On top of this picture of contemporary masculinity, red in tooth and claw, in today’s India, Chandrasekhar overlays some material which refers to a more ancient society. In one scene Akshay performs an ancestral purification ritual, in which he connects with his dead forefathers. Similarly, old Jaya is a compulsive storyteller, whose moral fables carry the power of ancient wisdom, often with a satirical twist. But the pervading image is that of the crow, which symbolizes the appearance of the sins of the father and forefathers. By amusing contrast, the play also features examples of birdlife that can only be described as pestiferous.

It has to be said that there is something very disturbing in both the play’s portrayal of male violence and in its apparent acceptance that this is somehow passed down the generations. Although there is a brief suggestion that Akshay is further desensitized by his love of violent video games, this aspect of the story is under-developed. Chandrasekhar never really questions this image of toxicity as a hereditary condition, and the complicity of female victims is not explored much either. Depressingly, while the piece is not exactly a right-wing play, it is certainly politically dubious, to put it mildly.

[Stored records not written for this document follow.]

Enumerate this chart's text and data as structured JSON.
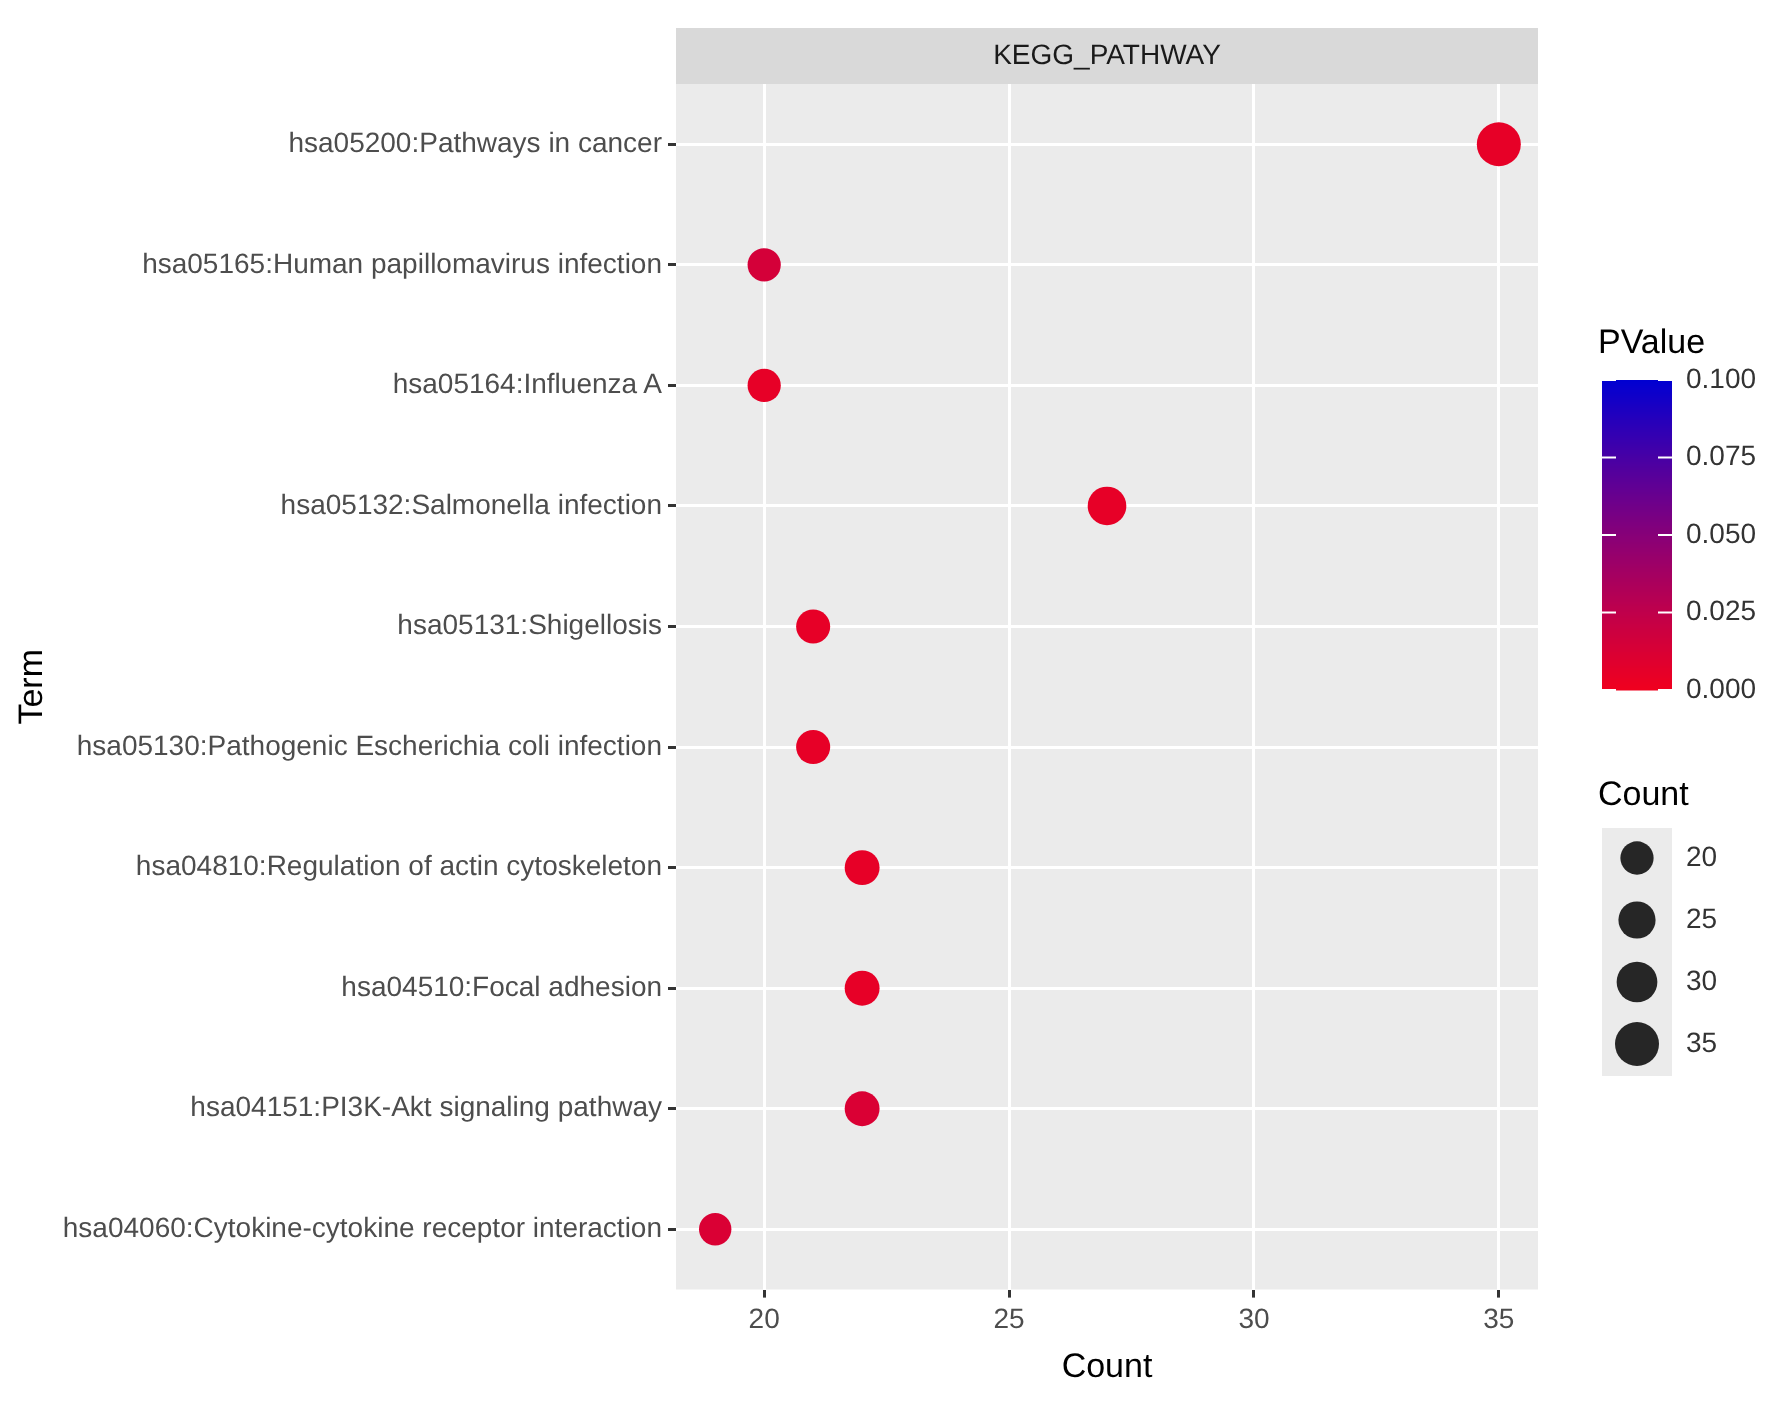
{
  "chart_data": {
    "type": "bubble",
    "title": "KEGG_PATHWAY",
    "xlabel": "Count",
    "ylabel": "Term",
    "clabel": "PValue",
    "legend_title": "Count",
    "orientation": "horizontal",
    "categories": [
      "hsa05200:Pathways in cancer",
      "hsa05165:Human papillomavirus infection",
      "hsa05164:Influenza A",
      "hsa05132:Salmonella infection",
      "hsa05131:Shigellosis",
      "hsa05130:Pathogenic Escherichia coli infection",
      "hsa04810:Regulation of actin cytoskeleton",
      "hsa04510:Focal adhesion",
      "hsa04151:PI3K-Akt signaling pathway",
      "hsa04060:Cytokine-cytokine receptor interaction"
    ],
    "values": [
      35,
      20,
      20,
      27,
      21,
      21,
      22,
      22,
      22,
      19
    ],
    "sizes": [
      35,
      20,
      20,
      27,
      21,
      21,
      22,
      22,
      22,
      19
    ],
    "size_legend": [
      20,
      25,
      30,
      35
    ],
    "cvalues": [
      0.005,
      0.015,
      0.005,
      0.005,
      0.005,
      0.005,
      0.005,
      0.005,
      0.012,
      0.012
    ],
    "clim": [
      0,
      0.1
    ],
    "cticks": [
      {
        "value": 0,
        "label": "0.000"
      },
      {
        "value": 0.025,
        "label": "0.025"
      },
      {
        "value": 0.05,
        "label": "0.050"
      },
      {
        "value": 0.075,
        "label": "0.075"
      },
      {
        "value": 0.1,
        "label": "0.100"
      }
    ],
    "xlim": [
      18.2,
      35.8
    ],
    "xticks": [
      20,
      25,
      30,
      35
    ],
    "grid": true
  }
}
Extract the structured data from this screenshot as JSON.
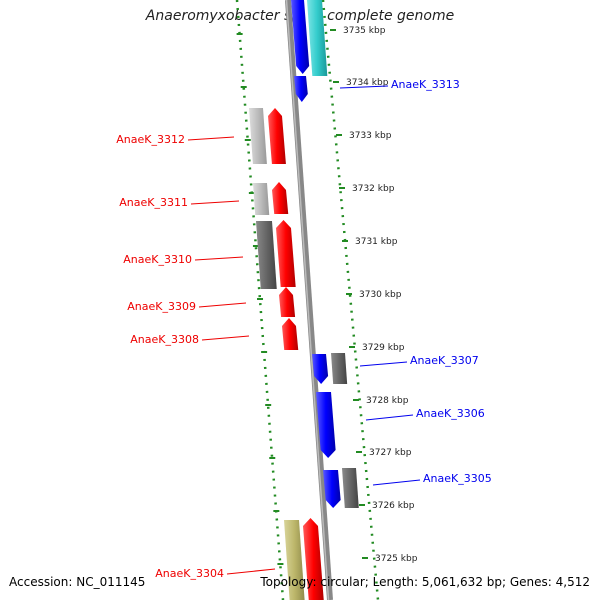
{
  "title": "Anaeromyxobacter sp. K, complete genome",
  "footer": {
    "accession": "Accession: NC_011145",
    "topology": "Topology: circular; Length: 5,061,632 bp; Genes: 4,512"
  },
  "colors": {
    "forward": "#0000ee",
    "reverse": "#ee0000",
    "cyan": "#33cccc",
    "gray_dark": "#666666",
    "gray_light": "#bbbbbb",
    "olive": "#bdb76b",
    "dots": "#228b22"
  },
  "coordinates": [
    {
      "label": "3735 kbp"
    },
    {
      "label": "3734 kbp"
    },
    {
      "label": "3733 kbp"
    },
    {
      "label": "3732 kbp"
    },
    {
      "label": "3731 kbp"
    },
    {
      "label": "3730 kbp"
    },
    {
      "label": "3729 kbp"
    },
    {
      "label": "3728 kbp"
    },
    {
      "label": "3727 kbp"
    },
    {
      "label": "3726 kbp"
    },
    {
      "label": "3725 kbp"
    }
  ],
  "gene_labels": [
    {
      "name": "AnaeK_3313",
      "strand": "forward"
    },
    {
      "name": "AnaeK_3312",
      "strand": "reverse"
    },
    {
      "name": "AnaeK_3311",
      "strand": "reverse"
    },
    {
      "name": "AnaeK_3310",
      "strand": "reverse"
    },
    {
      "name": "AnaeK_3309",
      "strand": "reverse"
    },
    {
      "name": "AnaeK_3308",
      "strand": "reverse"
    },
    {
      "name": "AnaeK_3307",
      "strand": "forward"
    },
    {
      "name": "AnaeK_3306",
      "strand": "forward"
    },
    {
      "name": "AnaeK_3305",
      "strand": "forward"
    },
    {
      "name": "AnaeK_3304",
      "strand": "reverse"
    }
  ]
}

The main problem with Chandrasekhar’s play is that the text can’t quite decide whether it is a soft social satire or a fierce examination of toxic masculinity. It tries to be both, and that doesn’t really work. There’s an unevenness of tone, in which some characters are comic stereotypes and others have a more serious intent, and you’re never sure how seriously to take the folkloric aspects of the story. The best comic scenes are those between Jaya and Ragini, which achieve a good balance between contemporary attitudes and Hindu myth. But, oddly enough, the text-only really catches fire when Akshay gives voice to his feelings of blatant male aggression: “I felt feral, like I was inhabiting the body of a beast. I felt sleek, and powerful.”

The trouble with strong writing like this is that Akshay’s rediscovery of his inner manhood is not only unchallenged but ends up with him apparently getting away with his crimes. Okay, showing an injustice on stage can be a savage indictment of corruption and of masculinity unleashed in a patriarchal nightmare, but as theatre, it makes for pretty depressing viewing. The violence and vigor of male bravado and misbehavior is never really contested by the other characters of the play, and when Hema’s sister Kavita appears, accusing her sister of complicity in male violence, she soon departs the stage. So this is not really a feminist analysis of patriarchy; it’s more of a ruthless melodrama.

Indhu Rubasingham’s production is likewise too noisy and unsubtle to be enjoyable, changing gear between scenes with too much melodramatic acting, and not enough naturalistic exploration of emotion. Although Richard Kent’s versatile set is a good background for Matt Hutchinson’s shadow crow puppets, which feel underused anyway, the acting is uneven. Ayesha Dharker produces some moments of emotional depth, but both Soni Razdan (Jaya) and Aryana Ramkhalawon (Ragini) are more comic than the material requires. Bally Gill lends Akshay a boyish grim and a troubled brow, but his character has few redeeming features, and the other men, played by Paul G Raymond (David) and Asif Khan (police inspector and neighbor) are either underwritten or too cartoonish. In the end, despite some good passages, this is a confused, confusing and politically reactionary evening.

When the Crows Visit is at the Kiln Theatre until 30 November.